I remember pedalling on that cold, windy night with a moon as full as the one I saw the other night and wishing that I could have brought those kids there with me. After all, if I could be so moved, I could only imagine what kind of effect such a night in such a place would have on them.
Then I got very angry--at myself, because there was no one else there that night, and at that place for stirring up such passions in me--when I realized that all I was wishing for them was my own experience which, by definition, they never could have, any more than I could have lived their lives. And the crisp clarity of that night's sky--which was reflected, again, the other night--was, in reality, as chimeric as the lights seen in the mist.
They might have enjoyed being in that place as much as I did, but they didn't need it--or, at least, they didn't need it as much as I did--in order to dream. In fact, the crisp, almost brittle, moonlit chill seemed like the clearest sort of reality the way any sort of shock or trauma does the moment after you experience it. It seems so real precisely because it's the only reality you have at that moment. But that is exactly the reason not to trust whatever perceptions or sensations you have at such a time--though, of course, you cannot trust anything else.

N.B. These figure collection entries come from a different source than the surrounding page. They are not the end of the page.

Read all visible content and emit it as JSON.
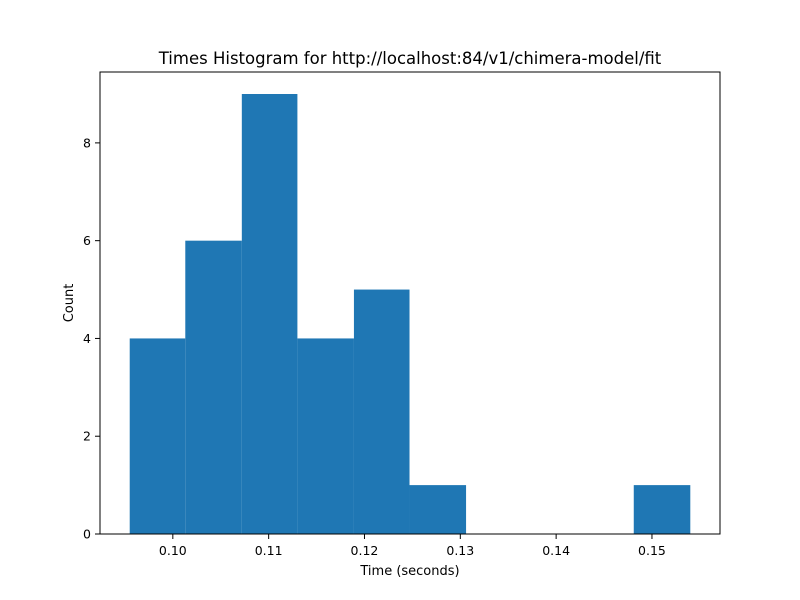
{
  "chart_data": {
    "type": "bar",
    "title": "Times Histogram for http://localhost:84/v1/chimera-model/fit",
    "xlabel": "Time (seconds)",
    "ylabel": "Count",
    "xlim": [
      0.0924,
      0.1571
    ],
    "ylim": [
      0,
      9.45
    ],
    "grid": false,
    "legend": "none",
    "bar_color": "#1f77b4",
    "bins": [
      {
        "start": 0.0955,
        "end": 0.1013,
        "count": 4
      },
      {
        "start": 0.1013,
        "end": 0.1072,
        "count": 6
      },
      {
        "start": 0.1072,
        "end": 0.113,
        "count": 9
      },
      {
        "start": 0.113,
        "end": 0.1189,
        "count": 4
      },
      {
        "start": 0.1189,
        "end": 0.1247,
        "count": 5
      },
      {
        "start": 0.1247,
        "end": 0.1306,
        "count": 1
      },
      {
        "start": 0.1306,
        "end": 0.1364,
        "count": 0
      },
      {
        "start": 0.1364,
        "end": 0.1423,
        "count": 0
      },
      {
        "start": 0.1423,
        "end": 0.1481,
        "count": 0
      },
      {
        "start": 0.1481,
        "end": 0.154,
        "count": 1
      }
    ],
    "xticks": [
      {
        "value": 0.1,
        "label": "0.10"
      },
      {
        "value": 0.11,
        "label": "0.11"
      },
      {
        "value": 0.12,
        "label": "0.12"
      },
      {
        "value": 0.13,
        "label": "0.13"
      },
      {
        "value": 0.14,
        "label": "0.14"
      },
      {
        "value": 0.15,
        "label": "0.15"
      }
    ],
    "yticks": [
      {
        "value": 0,
        "label": "0"
      },
      {
        "value": 2,
        "label": "2"
      },
      {
        "value": 4,
        "label": "4"
      },
      {
        "value": 6,
        "label": "6"
      },
      {
        "value": 8,
        "label": "8"
      }
    ]
  }
}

There is no past or future, there is only the present--not even the Eternal Present-- just the moment, repeated a million times every second until there is no other moment to repeat. Repetition does not generate clarity; it merely breeds familiarity.
And so I pedalled home that night. And some of those kids where wheeled back to the homes of their biological or other families, while others stayed in their beds in the hospital.
What I didn't realize, at least consciously, was that I was dreaming of the ride I took the other night. Heck, I didn't even want to know, much less admit, that I could still dream that way.
I was very tired the other night: Some would say that I probably shouldn't have ridden. But, somehow, even though I was pedalling at about half my normal number of RPMs, I felt as if I were levitating on bay water rippling between the surface of the path and the moonlight that was reflecting off it. That is not to say that it was all effortless; I was very, very tired. But I was not exhausted; I was not beaten: I couldn't help but to ride, to keep on riding, as the light of that moment filled me.
In other words, I was in a dream. I hadn't gone in pursuit of it, at least not the other night. But I really never had any choice but to follow it, even when I didn't know that I still could still dream it.
I fell asleep not long after getting home.